The huge fort site – which occupies over 50 hectares - was originally built in the late 1500s to stand as a defensive structure on the border between France and the Spanish Netherlands. Over the next few centuries, it served as a fort, a prison for political offenders, a reform school for girls, a hospital and a telephone relay station for V1 flying bomb sites.
During the First World War the site was used by both the French and Canadian armies as a hospital to treat the wounded.

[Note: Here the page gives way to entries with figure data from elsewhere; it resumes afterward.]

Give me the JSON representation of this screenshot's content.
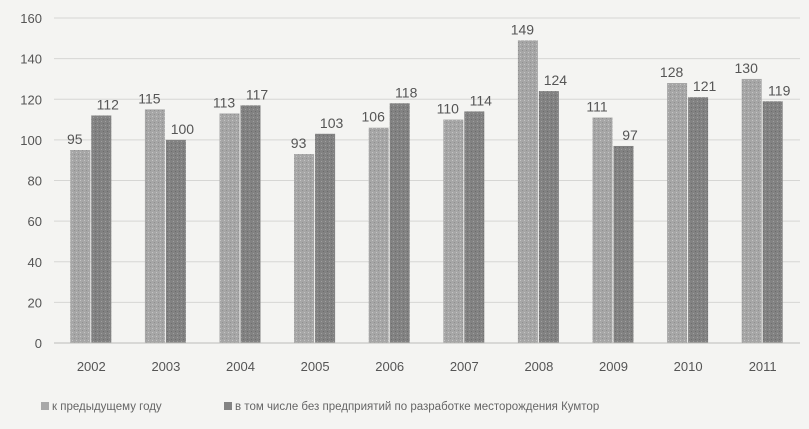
{
  "chart_data": {
    "type": "bar",
    "categories": [
      "2002",
      "2003",
      "2004",
      "2005",
      "2006",
      "2007",
      "2008",
      "2009",
      "2010",
      "2011"
    ],
    "series": [
      {
        "name": "к предыдущему году",
        "values": [
          95,
          115,
          113,
          93,
          106,
          110,
          149,
          111,
          128,
          130
        ],
        "color": "#a8a8a8"
      },
      {
        "name": "в том числе без предприятий по разработке месторождения Кумтор",
        "values": [
          112,
          100,
          117,
          103,
          118,
          114,
          124,
          97,
          121,
          119
        ],
        "color": "#838383"
      }
    ],
    "yticks": [
      "0",
      "20",
      "40",
      "60",
      "80",
      "100",
      "120",
      "140",
      "160"
    ],
    "ylim": [
      0,
      160
    ],
    "grid": true,
    "legend_position": "bottom",
    "background": "#f4f4f2",
    "grid_color": "#d6d6d4",
    "axis_color": "#bdbdbb",
    "label_color": "#555555"
  }
}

Following France’s occupation by Germany in 1940, the site once again became a prison camp, this time for political prisoners of the Third Reich.
Later in the war it was chosen as a location for a command centre for Hitler’s V1 rocket sites - of which there are many in the surrounding area – however, this command HQ never came to fruition.

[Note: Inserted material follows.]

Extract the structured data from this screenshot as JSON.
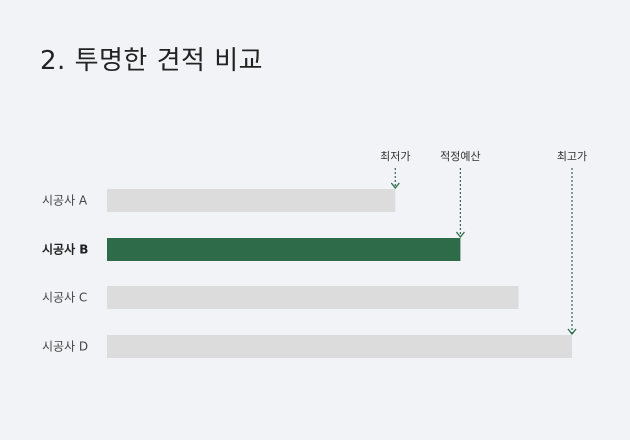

There was still an incredibly large bunker built here though and at the heart of the site, inside the fortified walls of the Citadel, you can find a huge, 50m by 40m comms bunker boasting nearly 40 rooms for officers, soldiers, and communications specialists.
The area’s operational unit, Flak Regiment 155(W), called the site ‘Dohle’, which translates to ‘jackdaw’ in English.
The bunker is visitable as part of a guided tour around the Citadel.